Coincidently I was going to Chemistry class during my Junior Year in High School. We did not have class but watched TV.
(in other words same time of the yr but diff years)
a couple yrs back I visited the planetarium in Concord NH that is named in Christa McAuliffe’s honor
Watching it on a cold, clear day from just south of Cape Canaveral. Was going to lunch with co-workers in Melbourne, FL. Saw the launch and pulled off the road to watch. A truly terrible day.
I was still thinking about the computer exam and really wasn't paying much attention to either of them and walked across the campus to the newspaper office and as soon as I walked in, I spotted the Editor-in-Chief, Managing Editor and News Editor huddled around an old radio that had been lying about the office for years.
That's when it hit me. "It's true?", I asked.
I had a walkman on my belt and the headphone around my neck. I immediately flipped them on. Strange that I hadn't thought to do that before I started walking across the campus.
I was sitting in the high school cafeteria. It was my birthday and a friend had just jokingly proposed a toast with milk cartons to “many happy returns” when another friend entered the cafeteria, came straight to the table and told us the shuttle had blown up. He said he saw it happen on a TV in a classroom he was passing. We didn’t believe him. A couple of minutes later the principal announced it over the PA system.
Went home, had some cake, but certainly didn’t feel like celebrating.
And last night Emperor Zero took a whiz on their graves.
I was having lunch with my mom and watched the whole thing on TV, stunned.
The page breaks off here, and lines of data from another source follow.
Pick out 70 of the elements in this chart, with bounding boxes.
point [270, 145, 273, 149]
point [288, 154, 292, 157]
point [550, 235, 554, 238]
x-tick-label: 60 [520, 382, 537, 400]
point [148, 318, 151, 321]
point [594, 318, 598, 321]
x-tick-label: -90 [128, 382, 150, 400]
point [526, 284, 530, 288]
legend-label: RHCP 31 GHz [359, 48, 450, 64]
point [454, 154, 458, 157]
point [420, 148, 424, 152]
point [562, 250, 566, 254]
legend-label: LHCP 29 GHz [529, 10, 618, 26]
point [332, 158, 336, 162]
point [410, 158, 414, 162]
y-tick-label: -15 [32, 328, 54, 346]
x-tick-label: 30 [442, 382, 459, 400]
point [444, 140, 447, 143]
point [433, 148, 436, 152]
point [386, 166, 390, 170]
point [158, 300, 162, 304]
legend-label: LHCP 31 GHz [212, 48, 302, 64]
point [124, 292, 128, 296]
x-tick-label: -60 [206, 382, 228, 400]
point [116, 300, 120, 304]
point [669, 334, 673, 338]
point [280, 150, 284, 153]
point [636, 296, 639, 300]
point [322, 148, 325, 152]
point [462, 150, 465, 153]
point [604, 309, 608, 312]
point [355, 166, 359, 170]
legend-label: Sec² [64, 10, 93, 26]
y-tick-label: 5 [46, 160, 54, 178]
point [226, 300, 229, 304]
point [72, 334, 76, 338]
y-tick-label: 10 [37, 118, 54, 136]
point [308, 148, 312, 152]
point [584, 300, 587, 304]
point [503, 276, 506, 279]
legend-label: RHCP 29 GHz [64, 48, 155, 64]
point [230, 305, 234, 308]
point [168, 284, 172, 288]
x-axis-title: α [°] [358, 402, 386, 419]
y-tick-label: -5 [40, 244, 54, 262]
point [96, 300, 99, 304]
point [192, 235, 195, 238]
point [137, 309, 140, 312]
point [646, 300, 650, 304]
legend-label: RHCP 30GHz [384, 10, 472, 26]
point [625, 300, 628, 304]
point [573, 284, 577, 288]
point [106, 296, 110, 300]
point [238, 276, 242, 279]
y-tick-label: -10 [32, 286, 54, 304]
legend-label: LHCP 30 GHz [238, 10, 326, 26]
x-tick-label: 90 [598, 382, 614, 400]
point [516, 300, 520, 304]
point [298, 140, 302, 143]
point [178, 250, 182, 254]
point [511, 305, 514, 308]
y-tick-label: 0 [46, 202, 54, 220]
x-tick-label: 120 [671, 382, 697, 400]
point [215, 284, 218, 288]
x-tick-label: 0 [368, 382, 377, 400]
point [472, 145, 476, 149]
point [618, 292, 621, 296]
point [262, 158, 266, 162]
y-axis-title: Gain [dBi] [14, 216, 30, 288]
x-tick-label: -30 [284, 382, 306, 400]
Surreal. Hit me hard, and everyone at school was very somber for days. We could barely function for the remainder of THAT day.
Bureaucracy kills!
In the first grade trying my best not to come down with a bad case of cooties, and was happy that Reagan was the President. As a kid, every time I watched him speak on tv I could see the love he had for this country in his eyes as spoke straight from his heart, unlike the current occupant who has nothing but disdain and darkness in his eyes.
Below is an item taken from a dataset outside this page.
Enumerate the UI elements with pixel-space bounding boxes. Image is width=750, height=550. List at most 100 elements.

I was at work ... totally wrapped up in writing FORTRAN code on a VAX 11/780. “Came up for air” in early afternoon and got the bad news. Totally shocked ...
I remember riding up Mercury Blvd., Hampton, VA to work that morning around 7:45 when I had heard for the first time that this was to be the flight that the teacher, Christa McAuliffe, was to be on. I was thinking of how awesome that was, for her, her family and the country. Then later that afternoon, I remember driving back down Mercury Blvd., heading home, crying my eyes out all the way. I was balling like a baby, devastated over the news.